You are more than partners, you are also best friends and roommates. Expanding your idea of the roles you play in each other’s lives can be beneficial. My wife is not only the love of my life, she is also my best friend. We enjoy telling each other everything and we face the world as a team. Sharing our living space by default makes us roommates, a big part of our relationship is mutually creating a space that feels like home to the both of us. Your partner is not only the person you share many laughs with, they are also the primary person you plan with so that you can properly face any challenges that arise. Seeing each other as playing a multifaceted role is not about codependency, it is simply acknowledging the fact that any relationship between two people is dynamic.
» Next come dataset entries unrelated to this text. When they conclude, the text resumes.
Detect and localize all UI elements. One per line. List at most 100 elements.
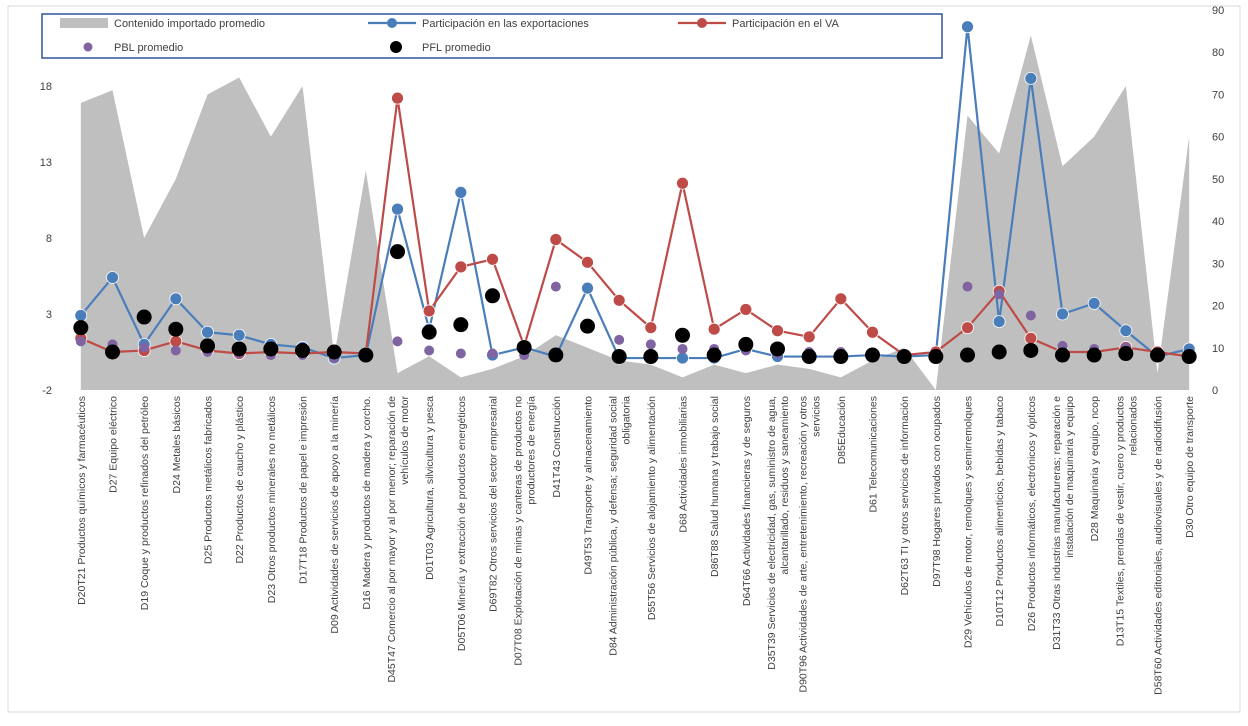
category-label: D01T03 Agricultura, silvicultura y pesca [424,396,436,580]
category-label: D30 Otro equipo de transporte [1184,396,1196,538]
legend-label: Participación en el VA [732,18,839,30]
marker-point [485,288,500,304]
marker-point [453,317,469,333]
marker-point [424,345,435,356]
marker-point [295,342,310,358]
series-point [1087,296,1101,310]
right-axis-tick-label: 90 [1212,5,1224,17]
series-point [866,325,879,339]
marker-point [928,349,944,365]
category-label: D41T43 Construcción [551,396,563,498]
series-point [961,321,974,335]
series-point [201,325,214,339]
category-label: D19 Coque y productos refinados del petr… [139,396,151,610]
category-label: D55T56 Servicios de alojamiento y alimen… [646,396,658,620]
category-label: alcantarillado, residuos y saneamiento [779,396,791,575]
legend-label: PBL promedio [114,42,183,54]
right-axis-tick-label: 0 [1212,385,1218,397]
marker-point [614,334,625,345]
right-axis-tick-label: 50 [1212,174,1224,186]
category-label: vehículos de motor [399,396,411,485]
marker-point [1025,310,1036,321]
category-label: D58T60 Actividades editoriales, audiovis… [1153,396,1165,695]
left-axis-tick-label: 13 [40,157,52,169]
marker-point [358,347,374,363]
series-point [581,281,594,295]
series-point [961,20,974,34]
marker-point [643,349,659,365]
category-label: D26 Productos informáticos, electrónicos… [1026,396,1038,631]
marker-point [770,341,785,357]
right-axis-tick-label: 60 [1212,132,1224,144]
series-point [707,322,721,336]
legend-label: Participación en las exportaciones [422,18,589,30]
legend-swatch-marker [83,42,93,52]
marker-point [1086,347,1102,363]
marker-point [994,289,1005,300]
category-label: D29 Vehículos de motor, remolques y semi… [963,396,975,648]
category-label: D05T06 Minería y extracción de productos… [456,396,468,651]
category-label: D85Educación [836,396,848,464]
marker-point [168,321,184,337]
series-point [1024,331,1038,345]
category-label: D68 Actividades inmobiliarias [678,396,690,533]
marker-point [516,339,532,355]
series-point [454,260,468,274]
series-point [486,252,499,266]
marker-point [1055,347,1070,363]
legend-swatch-point [387,18,397,28]
marker-point [548,347,564,363]
marker-point [455,348,466,359]
category-label: D27 Equipo eléctrico [108,396,120,493]
marker-point [706,347,722,363]
series-point [771,324,784,338]
series-point [454,185,468,199]
category-label: D62T63 TI y otros servicios de informaci… [899,396,911,596]
series-point [1119,324,1133,338]
series-point [644,321,658,335]
left-axis-tick-label: -2 [42,385,52,397]
category-label: D10T12 Productos alimenticios, bebidas y… [994,396,1006,627]
category-label: D17T18 Productos de papel e impresión [298,396,310,584]
right-axis-tick-label: 40 [1212,216,1224,228]
legend-swatch-marker [390,41,402,53]
right-axis-tick-label: 80 [1212,47,1224,59]
series-point [391,202,404,216]
series-point [739,303,753,316]
category-label: D23 Otros productos minerales no metálic… [266,396,278,603]
category-label: D25 Productos metálicos fabricados [203,396,215,564]
marker-point [738,336,754,352]
legend-label: Contenido importado promedio [114,18,265,30]
left-axis-tick-label: 8 [46,233,52,245]
category-label: relacionados [1127,396,1139,456]
marker-point [1118,346,1134,362]
marker-point [136,309,152,325]
marker-point [263,341,279,357]
left-axis-tick-label: 18 [40,81,52,93]
series-point [422,304,436,318]
marker-point [1150,347,1165,363]
marker-point [1023,342,1039,358]
marker-point [421,324,437,340]
marker-point [550,281,561,292]
series-point [74,309,88,322]
category-label: D22 Productos de caucho y plástico [234,396,246,564]
marker-point [580,318,595,334]
legend-box [41,13,943,59]
category-label: D07T08 Explotación de minas y canteras d… [513,396,525,666]
series-point [612,293,626,307]
series-point [676,176,689,190]
legend-label: PFL promedio [422,42,491,54]
marker-point [960,347,975,363]
marker-point [392,336,403,347]
marker-point [73,320,89,336]
category-label: D35T39 Servicios de electricidad, gas, s… [766,396,778,670]
category-label: D13T15 Textiles, prendas de vestir, cuer… [1114,396,1126,646]
legend-swatch-point [697,18,707,28]
right-axis-tick-label: 70 [1212,89,1224,101]
marker-point [170,345,181,356]
series-point [549,233,563,246]
marker-point [865,347,880,363]
marker-point [75,336,86,347]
The truth brings you close together. Lies always create distance. If you really want to feel like a team and elevate your connection, you have to be honest with each other. Honesty is sometimes difficult to give, but giving it in a compassionate manner helps. Receiving honesty is also difficult, but it is better than living in a house of lies. Once you open the door to honesty, there may still be much to resolve and talk over, but in time, if that door stays open, you both will feel a new level of confidence in your relationship. You will both know that you are committed to each other and that your communication is strengthening. There is a sense of freedom and lightness that you will each feel when you know that the truth is welcomed in your relationship.